Deniz Seki’yi tanımam etmem. Değil yüz yüze gelmek, aynı ortamda bulunmuşluğumuz bile yoktur. Bir müzik dinleyicisi olarak müzikal çizgisini de başından bu yana abartıldığı kadar başarılı bulmamış, sıklıkla da eleştirmişimdir. Ama bunların hepsi bir tarafa, Deniz’in göz göre göre yaşadığı/maruz bırakıldığı haksızlık bir tarafa…



İnsanlar hata yaparlar. Hatalar insanlar içindir. Ders almak, öğrenmek, büyümek içindir. Ama küçük, ama büyük… Bazen sadece kendimize, bazen çevremizdekilere, sevdiklerimize de zarar veririz. Zaaflarımıza yenik düşeriz, akıl tutulması yaşarız, basiretimiz bağlanır… Ne derseniz deyin. Bazı hataları telafi edebilir, bazılarını edemeyiz. Ama yaparız işte. Yaşadıkça öğreniriz.


Deniz Seki de hatalar yaptı. Bedelini çok ağır ödediği hatalar. Hem kendine, kariyerine zarar vermiş, hem kanunlar önünde suçlu duruma düşmüş, hem de toplum vicdanını incitmiş olabilir. Ünlüydü nihayetinde, göz önündeydi ve her ünlü gibi seveni kadar sevmeyeni de çoktu. Ama ne olursa olsun, hiç kimse yargısız infazı hak etmez. Adaletinden şüphe duyulan yargıyı da…

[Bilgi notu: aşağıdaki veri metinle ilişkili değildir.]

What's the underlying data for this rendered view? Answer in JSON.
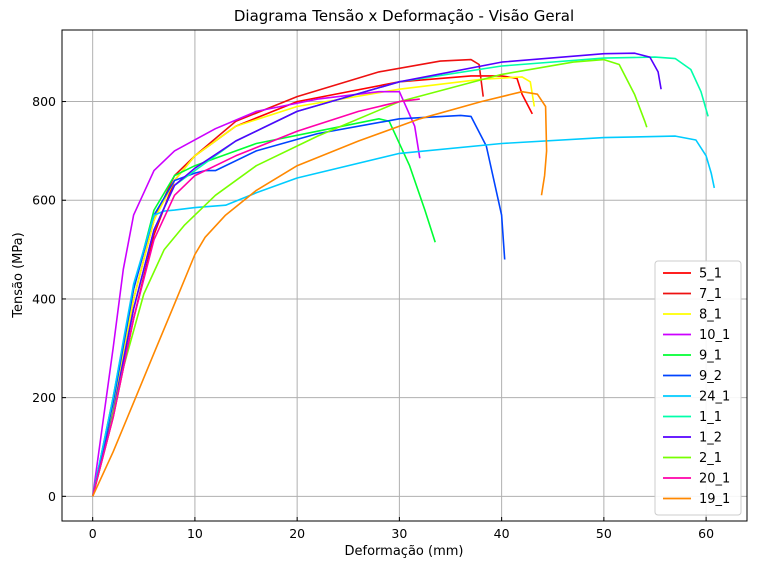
{
  "chart_data": {
    "type": "line",
    "title": "Diagrama Tensão x Deformação - Visão Geral",
    "xlabel": "Deformação (mm)",
    "ylabel": "Tensão (MPa)",
    "xlim": [
      -3,
      64
    ],
    "ylim": [
      -50,
      945
    ],
    "xticks": [
      0,
      10,
      20,
      30,
      40,
      50,
      60
    ],
    "yticks": [
      0,
      200,
      400,
      600,
      800
    ],
    "grid": true,
    "legend_position": "lower-right",
    "series": [
      {
        "name": "5_1",
        "color": "#ff0000",
        "points": [
          [
            0,
            0
          ],
          [
            2,
            160
          ],
          [
            4,
            360
          ],
          [
            6,
            530
          ],
          [
            8,
            640
          ],
          [
            10,
            690
          ],
          [
            14,
            750
          ],
          [
            20,
            800
          ],
          [
            30,
            840
          ],
          [
            37,
            852
          ],
          [
            40,
            852
          ],
          [
            41.5,
            847
          ],
          [
            42,
            815
          ],
          [
            43,
            775
          ]
        ]
      },
      {
        "name": "7_1",
        "color": "#ee1010",
        "points": [
          [
            0,
            0
          ],
          [
            2,
            180
          ],
          [
            4,
            400
          ],
          [
            6,
            560
          ],
          [
            8,
            650
          ],
          [
            10,
            690
          ],
          [
            14,
            760
          ],
          [
            20,
            810
          ],
          [
            28,
            860
          ],
          [
            34,
            882
          ],
          [
            37,
            885
          ],
          [
            37.8,
            875
          ],
          [
            38.2,
            810
          ]
        ]
      },
      {
        "name": "8_1",
        "color": "#ffff00",
        "points": [
          [
            0,
            0
          ],
          [
            2,
            180
          ],
          [
            4,
            400
          ],
          [
            6,
            560
          ],
          [
            8,
            640
          ],
          [
            10,
            690
          ],
          [
            14,
            750
          ],
          [
            20,
            790
          ],
          [
            30,
            825
          ],
          [
            38,
            845
          ],
          [
            42,
            850
          ],
          [
            42.8,
            840
          ],
          [
            43.2,
            790
          ]
        ]
      },
      {
        "name": "10_1",
        "color": "#cc00ff",
        "points": [
          [
            0,
            0
          ],
          [
            1,
            150
          ],
          [
            2,
            300
          ],
          [
            3,
            460
          ],
          [
            4,
            570
          ],
          [
            6,
            660
          ],
          [
            8,
            700
          ],
          [
            12,
            745
          ],
          [
            16,
            780
          ],
          [
            22,
            805
          ],
          [
            28,
            820
          ],
          [
            30,
            820
          ],
          [
            31.5,
            750
          ],
          [
            32,
            685
          ]
        ]
      },
      {
        "name": "9_1",
        "color": "#00ff33",
        "points": [
          [
            0,
            0
          ],
          [
            2,
            200
          ],
          [
            4,
            420
          ],
          [
            6,
            580
          ],
          [
            8,
            650
          ],
          [
            10,
            670
          ],
          [
            12,
            685
          ],
          [
            16,
            715
          ],
          [
            22,
            740
          ],
          [
            28,
            765
          ],
          [
            29,
            760
          ],
          [
            31,
            670
          ],
          [
            32.5,
            580
          ],
          [
            33.5,
            515
          ]
        ]
      },
      {
        "name": "9_2",
        "color": "#0044ff",
        "points": [
          [
            0,
            0
          ],
          [
            2,
            190
          ],
          [
            4,
            420
          ],
          [
            6,
            570
          ],
          [
            8,
            640
          ],
          [
            10,
            655
          ],
          [
            11,
            660
          ],
          [
            12,
            660
          ],
          [
            16,
            700
          ],
          [
            22,
            735
          ],
          [
            30,
            765
          ],
          [
            36,
            772
          ],
          [
            37,
            770
          ],
          [
            38.5,
            710
          ],
          [
            40,
            570
          ],
          [
            40.3,
            480
          ]
        ]
      },
      {
        "name": "24_1",
        "color": "#00ccff",
        "points": [
          [
            0,
            0
          ],
          [
            2,
            200
          ],
          [
            4,
            430
          ],
          [
            6,
            570
          ],
          [
            7,
            578
          ],
          [
            8,
            580
          ],
          [
            10,
            585
          ],
          [
            13,
            590
          ],
          [
            16,
            615
          ],
          [
            20,
            645
          ],
          [
            30,
            695
          ],
          [
            40,
            715
          ],
          [
            50,
            727
          ],
          [
            57,
            730
          ],
          [
            59,
            722
          ],
          [
            60,
            690
          ],
          [
            60.5,
            655
          ],
          [
            60.8,
            625
          ]
        ]
      },
      {
        "name": "1_1",
        "color": "#00ffaa",
        "points": [
          [
            0,
            0
          ],
          [
            2,
            170
          ],
          [
            4,
            380
          ],
          [
            6,
            540
          ],
          [
            8,
            630
          ],
          [
            10,
            660
          ],
          [
            14,
            720
          ],
          [
            20,
            780
          ],
          [
            30,
            840
          ],
          [
            40,
            872
          ],
          [
            50,
            888
          ],
          [
            55,
            890
          ],
          [
            57,
            887
          ],
          [
            58.5,
            865
          ],
          [
            59.5,
            820
          ],
          [
            60.2,
            770
          ]
        ]
      },
      {
        "name": "1_2",
        "color": "#5500ff",
        "points": [
          [
            0,
            0
          ],
          [
            2,
            170
          ],
          [
            4,
            380
          ],
          [
            6,
            540
          ],
          [
            8,
            630
          ],
          [
            10,
            665
          ],
          [
            14,
            720
          ],
          [
            20,
            780
          ],
          [
            30,
            840
          ],
          [
            40,
            880
          ],
          [
            50,
            897
          ],
          [
            53,
            898
          ],
          [
            54.5,
            890
          ],
          [
            55.3,
            860
          ],
          [
            55.6,
            825
          ]
        ]
      },
      {
        "name": "2_1",
        "color": "#77ff00",
        "points": [
          [
            0,
            0
          ],
          [
            1.5,
            120
          ],
          [
            3,
            260
          ],
          [
            5,
            410
          ],
          [
            7,
            500
          ],
          [
            9,
            550
          ],
          [
            12,
            610
          ],
          [
            16,
            670
          ],
          [
            22,
            730
          ],
          [
            30,
            800
          ],
          [
            40,
            855
          ],
          [
            47,
            880
          ],
          [
            50,
            885
          ],
          [
            51.5,
            875
          ],
          [
            53,
            815
          ],
          [
            54,
            760
          ],
          [
            54.2,
            748
          ]
        ]
      },
      {
        "name": "20_1",
        "color": "#ff00aa",
        "points": [
          [
            0,
            0
          ],
          [
            2,
            160
          ],
          [
            4,
            360
          ],
          [
            6,
            520
          ],
          [
            8,
            610
          ],
          [
            10,
            650
          ],
          [
            14,
            690
          ],
          [
            20,
            740
          ],
          [
            26,
            780
          ],
          [
            30,
            800
          ],
          [
            32,
            805
          ]
        ]
      },
      {
        "name": "19_1",
        "color": "#ff8800",
        "points": [
          [
            0,
            0
          ],
          [
            2,
            90
          ],
          [
            4,
            190
          ],
          [
            6,
            290
          ],
          [
            8,
            390
          ],
          [
            10,
            490
          ],
          [
            11,
            525
          ],
          [
            13,
            570
          ],
          [
            16,
            620
          ],
          [
            20,
            670
          ],
          [
            26,
            720
          ],
          [
            32,
            765
          ],
          [
            38,
            800
          ],
          [
            42,
            820
          ],
          [
            43.5,
            815
          ],
          [
            44.3,
            790
          ],
          [
            44.4,
            700
          ],
          [
            44.2,
            650
          ],
          [
            43.9,
            610
          ]
        ]
      }
    ]
  }
}
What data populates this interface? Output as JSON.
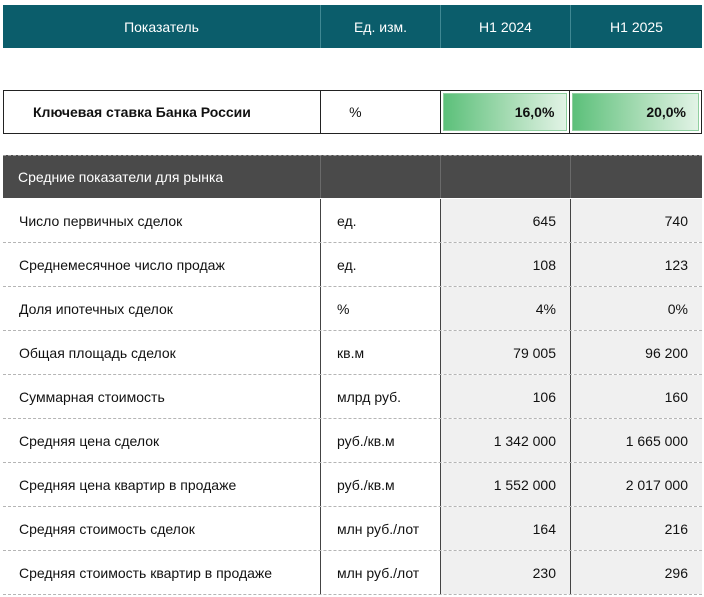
{
  "header": {
    "indicator": "Показатель",
    "unit": "Ед. изм.",
    "period1": "H1 2024",
    "period2": "H1 2025"
  },
  "key_rate": {
    "label": "Ключевая ставка Банка России",
    "unit": "%",
    "value1": "16,0%",
    "value2": "20,0%",
    "bar_color": "#5cc07a"
  },
  "section": {
    "title": "Средние показатели для рынка"
  },
  "rows": [
    {
      "label": "Число первичных сделок",
      "unit": "ед.",
      "v1": "645",
      "v2": "740"
    },
    {
      "label": "Среднемесячное число продаж",
      "unit": "ед.",
      "v1": "108",
      "v2": "123"
    },
    {
      "label": "Доля ипотечных сделок",
      "unit": "%",
      "v1": "4%",
      "v2": "0%"
    },
    {
      "label": "Общая площадь сделок",
      "unit": "кв.м",
      "v1": "79 005",
      "v2": "96 200"
    },
    {
      "label": "Суммарная стоимость",
      "unit": "млрд руб.",
      "v1": "106",
      "v2": "160"
    },
    {
      "label": "Средняя цена сделок",
      "unit": "руб./кв.м",
      "v1": "1 342 000",
      "v2": "1 665 000"
    },
    {
      "label": "Средняя цена квартир в продаже",
      "unit": "руб./кв.м",
      "v1": "1 552 000",
      "v2": "2 017 000"
    },
    {
      "label": "Средняя стоимость сделок",
      "unit": "млн руб./лот",
      "v1": "164",
      "v2": "216"
    },
    {
      "label": "Средняя стоимость квартир в продаже",
      "unit": "млн руб./лот",
      "v1": "230",
      "v2": "296"
    }
  ],
  "colors": {
    "header_bg": "#0b5d6b",
    "section_bg": "#4a4a4a",
    "value_cell_bg": "#f0f0f0"
  }
}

Bu noktada Deniz Seki’nin kardeşi Serkan Seki’nin Twitter’da yazdıklarına bir göz atalım. Biz de konuştuk uzun uzun Serkan’la, ama onun kendi cümlelerini alıntılamakta fayda var:
“Sadece telefon konuşmalarının delil olarak ortaya konulduğu ve hüküm verildiği bir dava bu... Ortada ‘Paylaşmışsın. Bu, temin=ticarettir hukuk dilinde’ denilen bir karar var... Israrla ‘Kiminle paylaştık, dinlenilmesini istiyoruz’ dedik. Reddedildi Özel Yetkili Mahkeme tarafından... İşin mantığa sığmayan kısmı, Deniz’in paylaştığı, dolayısı ile temin ettiğine kanaat getirilen o iki kişi ‘Hayatımda kullanmadım’ dedi ve beraat ettiler. Yani hayatında hiç madde kullanmadığını söyleyen ve beraat eden birine, madde paylaşma (=temin=ticaret)ten ceza alan biri var ortada... Deniz Seki’yi seversiniz sevmezsiniz o ayrı hikâye ama adalet hepimize lazım. Sizlerden ricam, lütfen tarafsız değerlendirin olayları. Af değil yeniden yargılanma istiyoruz!”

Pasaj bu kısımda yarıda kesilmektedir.